Para além da postura, das vivências e da lírica, a qualidade da densidade é transportada às bases sonoras em porções minuciosamente calculadas pela orientação de Marabu e produção musical de Levi Keniata. Em nove faixas firmadas no funk e em constante flerte com o boom bap e o drill, DIMALOKA, Vol.1: Denso permeia o maciço e o rarefeito. Um equilíbrio entre a atmosfera de agitação, a neurose e a obscuridade – tangível em faixas como “algo me diz” e “rua escura” – com as cadências dilatadas, quando não ritualísticas, de “lua cheia céu azul (olha lá)” e “onlyblackhands (interlúdio)”.
Assumindo uma perspectiva mais íntima do que a apresentada no disco estreia FUNDAMENTO (2020), o MC revela um mapa afetivo por meio de composições carregadas de lições, memórias, sonhos, intenções, afetos, desejos e inquietações. Papo de visão. Os ruídos que toneladas de publicidades causam na capacidade de escuta, a ausência de conexão nas trocas, a voracidade do mercado musical, as estratégias de sobrevivência, a macumba, a proteção, a intuição e os desejos.
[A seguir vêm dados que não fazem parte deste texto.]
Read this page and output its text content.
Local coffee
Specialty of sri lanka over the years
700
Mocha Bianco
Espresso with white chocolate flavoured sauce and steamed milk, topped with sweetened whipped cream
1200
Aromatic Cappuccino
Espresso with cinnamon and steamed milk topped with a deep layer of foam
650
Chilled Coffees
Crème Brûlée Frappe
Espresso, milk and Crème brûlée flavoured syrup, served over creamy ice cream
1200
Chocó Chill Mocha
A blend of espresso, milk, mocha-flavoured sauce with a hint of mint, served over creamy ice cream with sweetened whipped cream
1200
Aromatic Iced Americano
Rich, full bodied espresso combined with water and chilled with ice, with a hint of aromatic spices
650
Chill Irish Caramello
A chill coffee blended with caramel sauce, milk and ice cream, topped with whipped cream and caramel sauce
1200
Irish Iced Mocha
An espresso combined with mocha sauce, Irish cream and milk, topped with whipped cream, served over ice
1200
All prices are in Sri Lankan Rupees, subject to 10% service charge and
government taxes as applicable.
A caneta de Marabu opera sem dó. Os versos ganham amplitudes ainda maiores com o repertório vocal do MC, um refino técnico que complexifica ainda mais as nuances narrativas.
Marcando território no funk, na música urbana e nas artes periféricas, Marabu reivindica a subjetividade e dá as costas ao narcisismo e à ostentação que dominam a cena. Em tempos de Evoque, ele surge num Santana 2000 na capa assinada por Demobuda, Lucas Lourenço e Vitor Sepinho. Financiada pelo programa de valorização a iniciativas culturais da Prefeitura de São Paulo (VAI) e lançada pela Nebulosa Selo, a mixtape foi citada com destaque positivo em listas de O Volume Morto, 300Noise, Popload e Billboard Brasil. Aqui, trocamos ideia com Marabu sobre a relação com seu território, os caminhos que levam a DIMALOKA e as bases do seu projeto de malokeiragem, pavilhão do qual se faz guardião.
Que papel a tua área ocupa na cidade e como é viver SP a partir dela?
Existe uma parada muito maluca que é [o fato] da minha quebrada não ser tão perto do centro. No sentido de tempo, de deslocamento, a gente não tem um fácil acesso ao centro, ao contrário da zona norte, da zona leste e da zona oeste da cidade. Claro, o Capão Redondo não é a quebrada mais longe da zona sul, tem quebradas mais distantes, como Parelheiros. Mas acho que esse é um ponto principal desse que foi um território que demorou pra ser ocupado, algo que rolou nos anos 80 e 90. Minha família veio pra cá nesse contexto.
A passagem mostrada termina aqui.